As relações de Branco e Augusto no limite da crueldade.
 
        A Companhia Azul Celeste de São José do Rio Preto foi fundada em 1989 por Jorge Vermelho e Cássio Ibrahim, completando 26 anos de existência neste 2015 e contando com cerca de 25 títulos em seu repertório.
        MUNDOMUDO é a encenação mais recente do grupo. Concebida por Jorge Vermelho, o ato sem palavras tem dramaturgia de Cíntia Alves e foi dirigido por Georgette Fadel.
 

        Em um cenário que remete ao picadeiro de circo, um ser jaz prostrado (A) em uma cadeira de rodas enquanto o público se acomoda na plateia.
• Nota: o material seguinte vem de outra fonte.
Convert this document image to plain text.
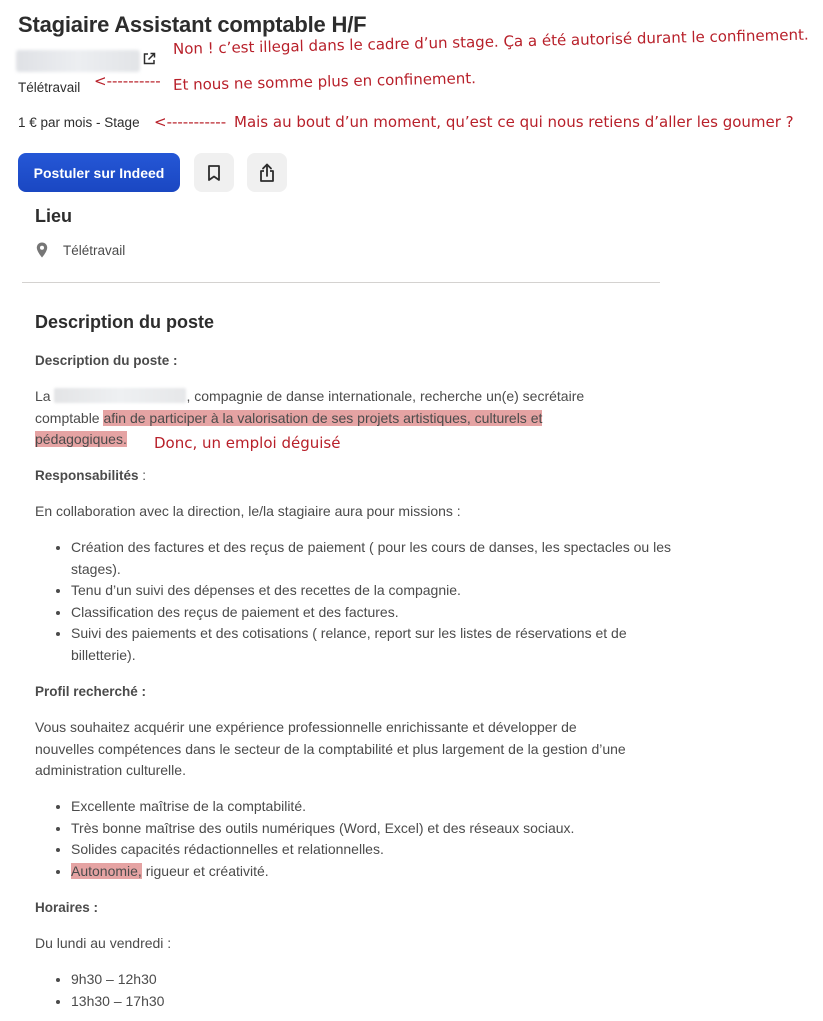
Stagiaire Assistant comptable H/F
Télétravail <----------
Non ! c’est illegal dans le cadre d’un stage. Ça a été autorisé durant le confinement.
Et nous ne somme plus en confinement.
1 € par mois - Stage <----------- Mais au bout d’un moment, qu’est ce qui nous retiens d’aller les goumer ?
Postuler sur Indeed
Lieu
Télétravail
Description du poste
Description du poste :
La	, compagnie de danse internationale, recherche un(e) secrétaire comptable afin de participer à la valorisation de ses projets artistiques, culturels et pédagogiques.	Donc, un emploi déguisé
Responsabilités :
En collaboration avec la direction, le/la stagiaire aura pour missions :
• Création des factures et des reçus de paiement ( pour les cours de danses, les spectacles ou les stages).
• Tenu d’un suivi des dépenses et des recettes de la compagnie.
• Classification des reçus de paiement et des factures.
• Suivi des paiements et des cotisations ( relance, report sur les listes de réservations et de billetterie).
Profil recherché :
Vous souhaitez acquérir une expérience professionnelle enrichissante et développer de nouvelles compétences dans le secteur de la comptabilité et plus largement de la gestion d’une administration culturelle.
• Excellente maîtrise de la comptabilité.
• Très bonne maîtrise des outils numériques (Word, Excel) et des réseaux sociaux.
• Solides capacités rédactionnelles et relationnelles.
• Autonomie, rigueur et créativité.
Horaires :
Du lundi au vendredi :
• 9h30 – 12h30
• 13h30 – 17h30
Uma segunda figura (B) adentra o espaço cênico com ar patético e assustado. No melhor estilo clownesco estuda o ambiente, tenta consertar uma lâmpada e analisa a situação do ser imóvel. (A) ao acordar revela-se o dono da situação, o patrão opressor que por meio de sons emitidos por apitos e chocalhos dita ordens ao servil (B). Claramente inspirados em personagens de Samuel Beckett (em especial da peça Fim de Jogo) e nas figuras tradicionais do circo (Branco e Augusto), (A) e (B) iniciam jogo de poder cruel que não tem desenlace como costuma acontecer no cenário beckettiano. Aquilo irá se repetir ad infinitum sem nenhum sinal de revolta por parte do oprimido e humilhado (B).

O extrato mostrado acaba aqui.